Zwei Weltkriege, zwei Männer und eine Frau. Der Zeit- und Familienroman "Die Mittagsfrau" der 37-jährigen Julia Franck handelt von einer ungeheuerlichen Entscheidung, aber auch von Sinnlichkeit, körperlicher Nähe, Distanz und vom Verlassenbleiben.

Cover: Fischer
Sommer nach Kriegsende im deutschen Osten, die Sowjetarmee in Stettin, in den Zügen nach Berlin sind keine Plätze zu ergattern, der Vater ist weit weg, er hat an den Reichsautobahnen mitgeplant und sich herrisch von Frau und Kind abgewendet, die Mutter arbeitet als Krankenschwester buchstäblich bis zum Umfallen. Als sie endlich abfahren können, lässt sie den siebenjährigen Peter ohne weitere Erklärung bei einem Bahnhof im Irgendwo allein zurück, auf Nimmerwiedersehen. Was sich wie ein Ende einer oft erzählten Geschichte ausnimmt, ist der Prolog zu einem ungewöhnlichen Roman von besonderer Dichte und großer sprachlicher Meisterschaft.

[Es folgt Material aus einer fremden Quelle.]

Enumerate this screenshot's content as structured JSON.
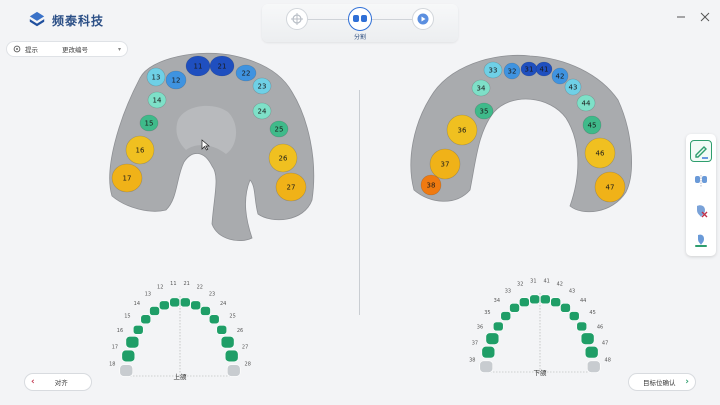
{
  "app": {
    "name": "频泰科技"
  },
  "steps": {
    "active_label": "分割"
  },
  "hint": {
    "label": "提示",
    "value": "更改编号"
  },
  "upper": {
    "teeth": [
      {
        "n": "11",
        "color": "#1f4fbf"
      },
      {
        "n": "21",
        "color": "#1f4fbf"
      },
      {
        "n": "12",
        "color": "#3f93e0"
      },
      {
        "n": "22",
        "color": "#3f93e0"
      },
      {
        "n": "13",
        "color": "#6fd0e6"
      },
      {
        "n": "23",
        "color": "#6fd0e6"
      },
      {
        "n": "14",
        "color": "#7ee0c8"
      },
      {
        "n": "24",
        "color": "#7ee0c8"
      },
      {
        "n": "15",
        "color": "#3fba8a"
      },
      {
        "n": "25",
        "color": "#3fba8a"
      },
      {
        "n": "16",
        "color": "#f0c020"
      },
      {
        "n": "26",
        "color": "#f0c020"
      },
      {
        "n": "17",
        "color": "#f0b218"
      },
      {
        "n": "27",
        "color": "#f0b218"
      }
    ]
  },
  "lower": {
    "teeth": [
      {
        "n": "31",
        "color": "#1f4fbf"
      },
      {
        "n": "41",
        "color": "#1f4fbf"
      },
      {
        "n": "32",
        "color": "#3f93e0"
      },
      {
        "n": "42",
        "color": "#3f93e0"
      },
      {
        "n": "33",
        "color": "#6fd0e6"
      },
      {
        "n": "43",
        "color": "#6fd0e6"
      },
      {
        "n": "34",
        "color": "#7ee0c8"
      },
      {
        "n": "44",
        "color": "#7ee0c8"
      },
      {
        "n": "35",
        "color": "#3fba8a"
      },
      {
        "n": "45",
        "color": "#3fba8a"
      },
      {
        "n": "36",
        "color": "#f0c020"
      },
      {
        "n": "46",
        "color": "#f0c020"
      },
      {
        "n": "37",
        "color": "#f0b218"
      },
      {
        "n": "47",
        "color": "#f0b218"
      },
      {
        "n": "38",
        "color": "#f07a10"
      }
    ]
  },
  "chart_upper": {
    "caption": "上颌",
    "numbers": [
      "18",
      "17",
      "16",
      "15",
      "14",
      "13",
      "12",
      "11",
      "21",
      "22",
      "23",
      "24",
      "25",
      "26",
      "27",
      "28"
    ]
  },
  "chart_lower": {
    "caption": "下颌",
    "numbers": [
      "38",
      "37",
      "36",
      "35",
      "34",
      "33",
      "32",
      "31",
      "41",
      "42",
      "43",
      "44",
      "45",
      "46",
      "47",
      "48"
    ]
  },
  "buttons": {
    "back": "对齐",
    "next": "目标位确认"
  },
  "colors": {
    "tooth_green": "#1f9e67",
    "missing": "#c8ccd0",
    "accent": "#2f6fd6"
  }
}
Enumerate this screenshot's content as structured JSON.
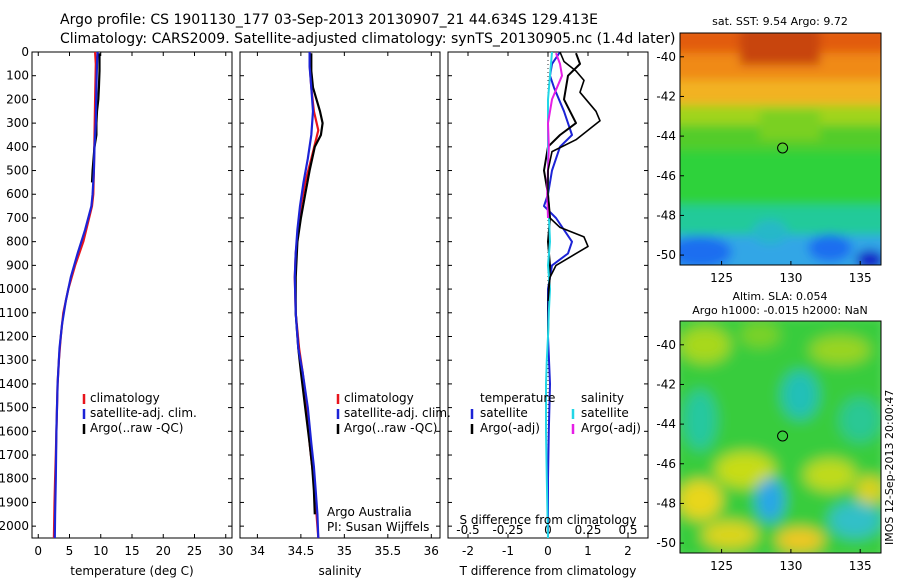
{
  "header": {
    "line1": "Argo profile: CS 1901130_177 03-Sep-2013 20130907_21 44.634S 129.413E",
    "line2": "Climatology: CARS2009. Satellite-adjusted climatology: synTS_20130905.nc (1.4d later)"
  },
  "colors": {
    "climatology": "#e8141c",
    "satellite": "#1c23d6",
    "argo": "#000000",
    "sal_satellite": "#22d6e6",
    "sal_argo": "#e61ee6"
  },
  "depth_ticks": [
    "0",
    "100",
    "200",
    "300",
    "400",
    "500",
    "600",
    "700",
    "800",
    "900",
    "1000",
    "1100",
    "1200",
    "1300",
    "1400",
    "1500",
    "1600",
    "1700",
    "1800",
    "1900",
    "2000"
  ],
  "chart_data": [
    {
      "type": "line",
      "panel": "temperature",
      "xlabel": "temperature (deg C)",
      "ylabel": "",
      "xlim": [
        -1,
        31
      ],
      "ylim": [
        2050,
        0
      ],
      "xticks": [
        "0",
        "5",
        "10",
        "15",
        "20",
        "25",
        "30"
      ],
      "legend": [
        "climatology",
        "satellite-adj. clim.",
        "Argo(..raw -QC)"
      ],
      "series": [
        {
          "name": "climatology",
          "color": "#e8141c",
          "width": 2.2,
          "x": [
            9.1,
            9.2,
            9.1,
            9.0,
            8.9,
            8.8,
            8.6,
            7.2,
            5.9,
            4.8,
            4.0,
            3.6,
            3.3,
            3.1,
            2.9,
            2.8,
            2.7,
            2.6,
            2.5
          ],
          "y": [
            0,
            50,
            200,
            350,
            500,
            600,
            650,
            800,
            900,
            1000,
            1100,
            1200,
            1300,
            1400,
            1600,
            1700,
            1800,
            1900,
            2050
          ]
        },
        {
          "name": "Argo(..raw -QC)",
          "color": "#000000",
          "width": 2.2,
          "x": [
            9.8,
            9.8,
            9.7,
            9.6,
            9.4,
            9.3,
            9.3,
            9.0,
            8.7,
            8.6
          ],
          "y": [
            5,
            80,
            150,
            200,
            250,
            300,
            350,
            400,
            500,
            550
          ]
        },
        {
          "name": "satellite-adj. clim.",
          "color": "#1c23d6",
          "width": 2.2,
          "x": [
            9.5,
            9.4,
            9.3,
            9.2,
            9.0,
            8.9,
            8.7,
            8.5,
            7.5,
            6.3,
            5.2,
            4.4,
            3.8,
            3.4,
            3.1,
            2.9,
            2.8,
            2.7,
            2.65
          ],
          "y": [
            0,
            50,
            150,
            300,
            400,
            500,
            600,
            650,
            750,
            850,
            950,
            1050,
            1150,
            1250,
            1400,
            1600,
            1800,
            1950,
            2050
          ]
        }
      ]
    },
    {
      "type": "line",
      "panel": "salinity",
      "xlabel": "salinity",
      "ylabel": "",
      "xlim": [
        33.8,
        36.1
      ],
      "ylim": [
        2050,
        0
      ],
      "xticks": [
        "34",
        "34.5",
        "35",
        "35.5",
        "36"
      ],
      "legend": [
        "climatology",
        "satellite-adj. clim.",
        "Argo(..raw -QC)"
      ],
      "annotation": [
        "Argo Australia",
        "PI: Susan Wijffels"
      ],
      "series": [
        {
          "name": "climatology",
          "color": "#e8141c",
          "width": 2.2,
          "x": [
            34.6,
            34.6,
            34.62,
            34.65,
            34.7,
            34.62,
            34.55,
            34.5,
            34.47,
            34.44,
            34.43,
            34.44,
            34.48,
            34.52,
            34.57,
            34.6,
            34.63,
            34.66,
            34.68,
            34.7
          ],
          "y": [
            0,
            50,
            150,
            250,
            330,
            450,
            550,
            650,
            750,
            850,
            950,
            1100,
            1250,
            1350,
            1500,
            1650,
            1750,
            1850,
            1950,
            2050
          ]
        },
        {
          "name": "Argo(..raw -QC)",
          "color": "#000000",
          "width": 2.2,
          "x": [
            34.62,
            34.62,
            34.64,
            34.72,
            34.75,
            34.73,
            34.66,
            34.6,
            34.55,
            34.5,
            34.46,
            34.44,
            34.44,
            34.47,
            34.5,
            34.55,
            34.6,
            34.63,
            34.65,
            34.66
          ],
          "y": [
            5,
            80,
            150,
            250,
            300,
            350,
            400,
            500,
            600,
            700,
            800,
            950,
            1100,
            1250,
            1350,
            1500,
            1650,
            1750,
            1850,
            1950
          ]
        },
        {
          "name": "satellite-adj. clim.",
          "color": "#1c23d6",
          "width": 2.2,
          "x": [
            34.6,
            34.6,
            34.62,
            34.64,
            34.62,
            34.58,
            34.53,
            34.49,
            34.46,
            34.44,
            34.43,
            34.44,
            34.47,
            34.52,
            34.58,
            34.62,
            34.65,
            34.67,
            34.69,
            34.7
          ],
          "y": [
            0,
            60,
            150,
            250,
            350,
            450,
            550,
            650,
            750,
            850,
            950,
            1100,
            1250,
            1350,
            1500,
            1650,
            1750,
            1850,
            1950,
            2050
          ]
        }
      ]
    },
    {
      "type": "line",
      "panel": "difference",
      "xlabel": "T difference from climatology",
      "ylabel": "",
      "xlim": [
        -2.5,
        2.5
      ],
      "ylim": [
        2050,
        0
      ],
      "xticks": [
        "-2",
        "-1",
        "0",
        "1",
        "2"
      ],
      "top_xlabel": "S difference from climatology",
      "top_xticks": [
        "-0.5",
        "-0.25",
        "0",
        "0.25",
        "0.5"
      ],
      "top_xlim": [
        -0.625,
        0.625
      ],
      "legend_groups": [
        {
          "title": "temperature",
          "items": [
            "satellite",
            "Argo(-adj)"
          ]
        },
        {
          "title": "salinity",
          "items": [
            "satellite",
            "Argo(-adj)"
          ]
        }
      ],
      "series": [
        {
          "name": "temperature satellite",
          "color": "#1c23d6",
          "width": 2,
          "x": [
            0.3,
            0.1,
            0.05,
            0.15,
            0.4,
            0.6,
            0.3,
            0.1,
            0.0,
            -0.1,
            0.2,
            0.6,
            0.5,
            0.1,
            0.0,
            0.0,
            0.05,
            0.02,
            0.0,
            0.0
          ],
          "y": [
            0,
            50,
            100,
            150,
            250,
            350,
            400,
            500,
            600,
            650,
            700,
            800,
            850,
            900,
            1000,
            1200,
            1400,
            1600,
            1800,
            2050
          ]
        },
        {
          "name": "temperature Argo(-adj)",
          "color": "#000000",
          "width": 2,
          "x": [
            0.7,
            0.8,
            0.5,
            0.4,
            0.7,
            0.3,
            0.0,
            -0.1,
            0.0,
            0.05,
            0.0,
            0.05,
            0.02,
            0.0
          ],
          "y": [
            5,
            50,
            100,
            200,
            300,
            350,
            400,
            500,
            600,
            700,
            800,
            900,
            1000,
            1200
          ]
        },
        {
          "name": "salinity satellite",
          "color": "#22d6e6",
          "width": 2,
          "x": [
            0.1,
            0.0,
            0.0,
            0.0,
            0.05,
            0.0,
            0.05,
            0.02,
            0.0,
            -0.03,
            -0.05,
            -0.05,
            -0.03,
            0.0
          ],
          "y": [
            0,
            200,
            400,
            600,
            800,
            900,
            1000,
            1100,
            1200,
            1300,
            1400,
            1600,
            1800,
            2050
          ]
        },
        {
          "name": "salinity Argo(-adj)",
          "color": "#e61ee6",
          "width": 2,
          "x": [
            0.2,
            0.3,
            0.35,
            0.1,
            0.0,
            0.02,
            0.0,
            -0.02,
            0.0
          ],
          "y": [
            5,
            50,
            100,
            200,
            300,
            400,
            500,
            600,
            700
          ]
        },
        {
          "name": "Argo reference",
          "color": "#000000",
          "width": 1.6,
          "x": [
            0.3,
            0.4,
            0.7,
            0.9,
            0.8,
            1.2,
            1.3,
            1.0,
            0.7,
            0.1,
            0.0,
            0.0,
            0.05,
            0.3,
            0.9,
            1.0,
            0.6,
            0.2,
            0.05,
            0.0
          ],
          "y": [
            0,
            40,
            80,
            120,
            170,
            250,
            290,
            330,
            370,
            420,
            500,
            600,
            700,
            740,
            780,
            820,
            860,
            900,
            950,
            1050
          ]
        }
      ]
    },
    {
      "type": "heatmap",
      "panel": "sst_map",
      "title": "sat. SST: 9.54 Argo: 9.72",
      "xlim": [
        122,
        136.5
      ],
      "ylim": [
        -50.5,
        -38.8
      ],
      "xticks": [
        "125",
        "130",
        "135"
      ],
      "yticks": [
        "-40",
        "-42",
        "-44",
        "-46",
        "-48",
        "-50"
      ],
      "marker": {
        "lon": 129.4,
        "lat": -44.6
      }
    },
    {
      "type": "heatmap",
      "panel": "sla_map",
      "title": "Altim. SLA: 0.054",
      "subtitle": "Argo h1000: -0.015 h2000: NaN",
      "xlim": [
        122,
        136.5
      ],
      "ylim": [
        -50.5,
        -38.8
      ],
      "xticks": [
        "125",
        "130",
        "135"
      ],
      "yticks": [
        "-40",
        "-42",
        "-44",
        "-46",
        "-48",
        "-50"
      ],
      "marker": {
        "lon": 129.4,
        "lat": -44.6
      }
    }
  ],
  "side_label": "IMOS 12-Sep-2013 20:00:47"
}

Die Mittagsfrau von Julia Franck beginnt mit dem Blick eines Kindes auf eine zerbrechenden Welt. Fein spielt der erste Satz – wie dieser ganze Zeit- und Familienroman – vieles verhalten an und bringt eine metaphorische Ebene zum Mitschwingen, einen Blick nach einem unerreichbaren Draußen, eine Hoffnung, eine Einsamkeit und einen in kaputter Umwelt ungehörten Ruf: "Auf dem Fensterbrett stand eine Möwe, sie schrie, als habe sie die Ostsee im Hals, hoch, die Schaumkronen ihrer Wellen, spitz, die Farbe des Himmels, ihr Ruf verhallte über dem Königsplatz, still war es da, wo jetzt das Theater in Trümmern lag." Dieser Rhythmus, die dichte Beschreibung ziehen einen in ein Geschehen, das die Geschichte dieser Mutter schildert und ihre Tat, wenn auch vielleicht nicht verständlich, so doch begreiflich macht.

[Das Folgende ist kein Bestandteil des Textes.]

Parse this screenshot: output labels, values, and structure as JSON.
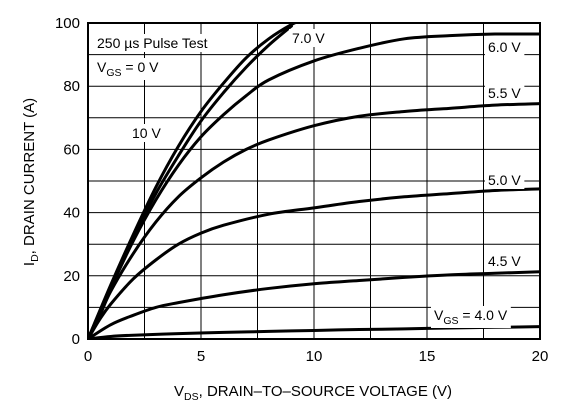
{
  "chart_data": {
    "type": "line",
    "xlabel": {
      "prefix": "V",
      "sub": "DS",
      "rest": ", DRAIN–TO–SOURCE VOLTAGE (V)"
    },
    "ylabel": {
      "prefix": "I",
      "sub": "D",
      "rest": ", DRAIN CURRENT (A)"
    },
    "xlim": [
      0,
      20
    ],
    "ylim": [
      0,
      100
    ],
    "x_ticks": [
      0,
      5,
      10,
      15,
      20
    ],
    "y_ticks": [
      0,
      20,
      40,
      60,
      80,
      100
    ],
    "grid": true,
    "annotations": {
      "line1": "250 µs Pulse Test",
      "line2": {
        "prefix": "V",
        "sub": "GS",
        "rest": " = 0 V"
      }
    },
    "series": [
      {
        "name": "V_GS = 4.0 V",
        "label": {
          "prefix": "V",
          "sub": "GS",
          "rest": " = 4.0 V"
        },
        "x": [
          0,
          1,
          2,
          4,
          6,
          8,
          10,
          12,
          14,
          16,
          18,
          20
        ],
        "y": [
          0,
          0.8,
          1.2,
          1.7,
          2.1,
          2.4,
          2.7,
          3.0,
          3.2,
          3.5,
          3.7,
          3.9
        ]
      },
      {
        "name": "4.5 V",
        "label": {
          "text": "4.5 V"
        },
        "x": [
          0,
          1,
          2,
          3,
          4,
          6,
          8,
          10,
          12,
          14,
          16,
          18,
          20
        ],
        "y": [
          0,
          4.5,
          7.5,
          10,
          11.5,
          14,
          16,
          17.5,
          18.5,
          19.5,
          20.3,
          20.8,
          21.3
        ]
      },
      {
        "name": "5.0 V",
        "label": {
          "text": "5.0 V"
        },
        "x": [
          0,
          0.5,
          1,
          2,
          3,
          4,
          5,
          6,
          8,
          10,
          12,
          14,
          16,
          18,
          20
        ],
        "y": [
          0,
          6,
          11,
          19,
          25,
          30,
          33.5,
          36,
          39.5,
          41.5,
          43.5,
          45,
          46,
          47,
          47.5
        ]
      },
      {
        "name": "5.5 V",
        "label": {
          "text": "5.5 V"
        },
        "x": [
          0,
          0.5,
          1,
          2,
          3,
          4,
          5,
          6,
          7,
          8,
          10,
          12,
          14,
          16,
          18,
          20
        ],
        "y": [
          0,
          7,
          15,
          27,
          37,
          45,
          51,
          56,
          60,
          63,
          67.5,
          70.5,
          72,
          73,
          74,
          74.5
        ]
      },
      {
        "name": "6.0 V",
        "label": {
          "text": "6.0 V"
        },
        "x": [
          0,
          1,
          2,
          3,
          4,
          5,
          6,
          7,
          8,
          10,
          12,
          14,
          16,
          18,
          20
        ],
        "y": [
          0,
          16,
          31,
          44,
          55,
          64,
          71,
          77,
          82,
          88,
          92,
          95,
          96,
          96.5,
          96.5
        ]
      },
      {
        "name": "7.0 V",
        "label": {
          "text": "7.0 V"
        },
        "x": [
          0,
          1,
          2,
          3,
          4,
          5,
          6,
          7,
          8,
          9
        ],
        "y": [
          0,
          16.5,
          32,
          46,
          58,
          69,
          78,
          86,
          93,
          99
        ]
      },
      {
        "name": "10 V",
        "label": {
          "text": "10 V"
        },
        "x": [
          0,
          1,
          2,
          3,
          4,
          5,
          6,
          7,
          8,
          9,
          9.5
        ],
        "y": [
          0,
          17,
          33,
          48,
          61,
          72,
          81,
          89,
          95,
          99.5,
          101
        ]
      }
    ]
  }
}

Eine Kindheit in Bautzen, vor dem Beginn des ersten Weltkriegs, der Vater besitzt ein Druckhaus, die Mutter sei "von zweifelhafter Herkunft", raunt man im christlichen Bürgertum über die jüdische Zugeheiratete, und sie zieht sich in ihr dunkles Zimmer und in die Verwirrung zurück. Das Ambiente dieser Familie in der Provinzstadt, den Antisemitismus, den Einfluss der inneren und äußeren Umgebung auf Helene und ihre Schwester Martha beschreibt Julia Franck so plausibel und umsichtig, so ausdrucksvoll und stilsicher, dass es ihr gelingt, einem diese Welt, von der schon oft zu lesen war, neuartig und eindringlich nahe zu bringen. Francks Sprache folgt den Zeiten, ohne die Übergänge und Brüche groß herausstreichen zu müssen – so wie sich eben das Leben einer Person in den Zeitumständen bewegt. Diese Prosa klingt im zu Ende gehenden Wilhelminischen wie eine aktuelle Form der Gesellschaftserzählungen von Heinrich Mann, nimmt die Stimmung im Berlin der Zwanzigerjahre auf, geht in den Duktus einerseits der Aggression, andererseits des Versteckens im Nazistaat über und vermittelt doch das Individuelle der Erfahrungen jener Helene, die sich ab 1933 Alice nennen und sich von ihrem völkisch begeisterten Mann, dem Vater des kleinen Peter, gröbste Demütigungen gefallen lassen muss.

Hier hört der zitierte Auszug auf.